I concur in the reversal of the judgment here, and I agree with the majority’s conclusion that Senator Rodda’s statement “provides little guidance” {ante, p. 701).
In this opinion I do not discuss differences between (1) statutes, and (2) other written laws such as constitutions, charters, ordinances, administrative regulations, treaties, etc.
See too, e.g., Stewart v. Board of Medical Quality Assurance (1978) 80 Cal.App.3d 172, 182-183 [143 Cal.Rptr. 641]; Pacific Legal Foundation v. Unemployment Ins. Appeals Bd. (1977) 74 Cal.App.3d 150, 155 [141 Cal.Rptr. 474]; hearing denied December 15, 1977.
The majority opinion reads, “see also Stanton v. Panish (1980) 28 Cal.3d 107, 114..(ante, p. 700). By no means, I submit, does Stanton stand for the proposition that Chairman Bruce Sumner’s declaration was “considered [only] insofar as it chronicled events leading to [the] proposed amendment...” (ibid.). The per curiam opinion cites both Friends of Mammoth, supra, 8 Cal.3d at pages 257-258 and Tillie Lewis Foods, infra, 52 Cal.App.3d at pages 1006-1007. (Cf. post, dis. opn. at p. 710.)
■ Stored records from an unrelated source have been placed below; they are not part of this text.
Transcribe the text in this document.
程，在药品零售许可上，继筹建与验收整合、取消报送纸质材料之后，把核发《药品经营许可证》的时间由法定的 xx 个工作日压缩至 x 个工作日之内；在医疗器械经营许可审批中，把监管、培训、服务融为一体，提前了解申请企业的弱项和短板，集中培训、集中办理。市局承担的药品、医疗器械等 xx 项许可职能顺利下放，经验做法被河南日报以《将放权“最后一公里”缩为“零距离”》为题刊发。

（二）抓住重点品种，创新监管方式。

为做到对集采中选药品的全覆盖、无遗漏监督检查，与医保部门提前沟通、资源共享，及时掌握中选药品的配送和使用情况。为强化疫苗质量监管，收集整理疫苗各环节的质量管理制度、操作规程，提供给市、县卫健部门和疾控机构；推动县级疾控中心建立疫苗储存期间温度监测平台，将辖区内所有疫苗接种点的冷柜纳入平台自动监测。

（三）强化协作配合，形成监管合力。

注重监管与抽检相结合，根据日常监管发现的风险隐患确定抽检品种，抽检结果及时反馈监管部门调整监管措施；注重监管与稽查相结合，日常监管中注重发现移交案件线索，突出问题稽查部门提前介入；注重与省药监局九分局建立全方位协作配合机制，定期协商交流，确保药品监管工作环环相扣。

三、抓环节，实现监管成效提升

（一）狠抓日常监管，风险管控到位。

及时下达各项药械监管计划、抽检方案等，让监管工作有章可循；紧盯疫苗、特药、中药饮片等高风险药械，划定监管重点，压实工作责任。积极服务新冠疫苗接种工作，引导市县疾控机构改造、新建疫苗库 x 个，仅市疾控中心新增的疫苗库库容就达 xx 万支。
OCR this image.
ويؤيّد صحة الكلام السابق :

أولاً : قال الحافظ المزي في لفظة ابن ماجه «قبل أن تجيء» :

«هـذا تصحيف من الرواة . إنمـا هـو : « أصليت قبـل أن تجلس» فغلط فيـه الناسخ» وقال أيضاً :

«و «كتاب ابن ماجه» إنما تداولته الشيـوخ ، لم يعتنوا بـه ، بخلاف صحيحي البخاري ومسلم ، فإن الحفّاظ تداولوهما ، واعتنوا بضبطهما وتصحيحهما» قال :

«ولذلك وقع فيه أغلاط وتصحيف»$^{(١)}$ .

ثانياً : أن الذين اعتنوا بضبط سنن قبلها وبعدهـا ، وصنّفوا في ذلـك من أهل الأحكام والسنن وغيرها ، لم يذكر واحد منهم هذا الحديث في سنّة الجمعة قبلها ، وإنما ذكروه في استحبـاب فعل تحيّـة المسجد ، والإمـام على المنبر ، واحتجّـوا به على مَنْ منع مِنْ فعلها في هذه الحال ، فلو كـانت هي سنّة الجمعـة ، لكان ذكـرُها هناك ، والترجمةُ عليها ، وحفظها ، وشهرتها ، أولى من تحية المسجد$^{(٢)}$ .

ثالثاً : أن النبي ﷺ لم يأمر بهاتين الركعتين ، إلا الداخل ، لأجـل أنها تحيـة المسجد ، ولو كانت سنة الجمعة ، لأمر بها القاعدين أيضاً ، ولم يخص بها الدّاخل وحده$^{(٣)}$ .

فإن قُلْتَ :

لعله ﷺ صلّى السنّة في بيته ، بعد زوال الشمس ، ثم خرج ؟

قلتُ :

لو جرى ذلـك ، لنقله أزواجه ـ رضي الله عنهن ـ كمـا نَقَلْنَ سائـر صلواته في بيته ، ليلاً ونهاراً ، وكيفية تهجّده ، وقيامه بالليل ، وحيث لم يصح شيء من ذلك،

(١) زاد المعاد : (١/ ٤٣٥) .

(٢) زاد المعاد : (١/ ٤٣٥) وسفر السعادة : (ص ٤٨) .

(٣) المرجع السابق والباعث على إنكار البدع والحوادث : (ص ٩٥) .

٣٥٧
Grant v. Adams (1977) 69 Cal.App.3d 127, 135 [137 Cal.Rptr. 834], and Lewis v. Ryan (1976) 64 Cal.App.3d 330, 335, footnote 1 [134 Cal.Rptr. 355], are inconsistent. For authority, each relies solely on Marriage of Bouquet, supra, 16 Cal.3d at page 589. (See too Hutchins v. Municipal Court (1976) 61 Cal.App.3d 77, 89, fn. 14 [132 *710Cal.Rptr. 158], which puzzlingly cites only Lavine, supra, 2 Cal.2d at p. 327 and Friends of Mammoth, supra, 8 Cal.3d at p. 258.)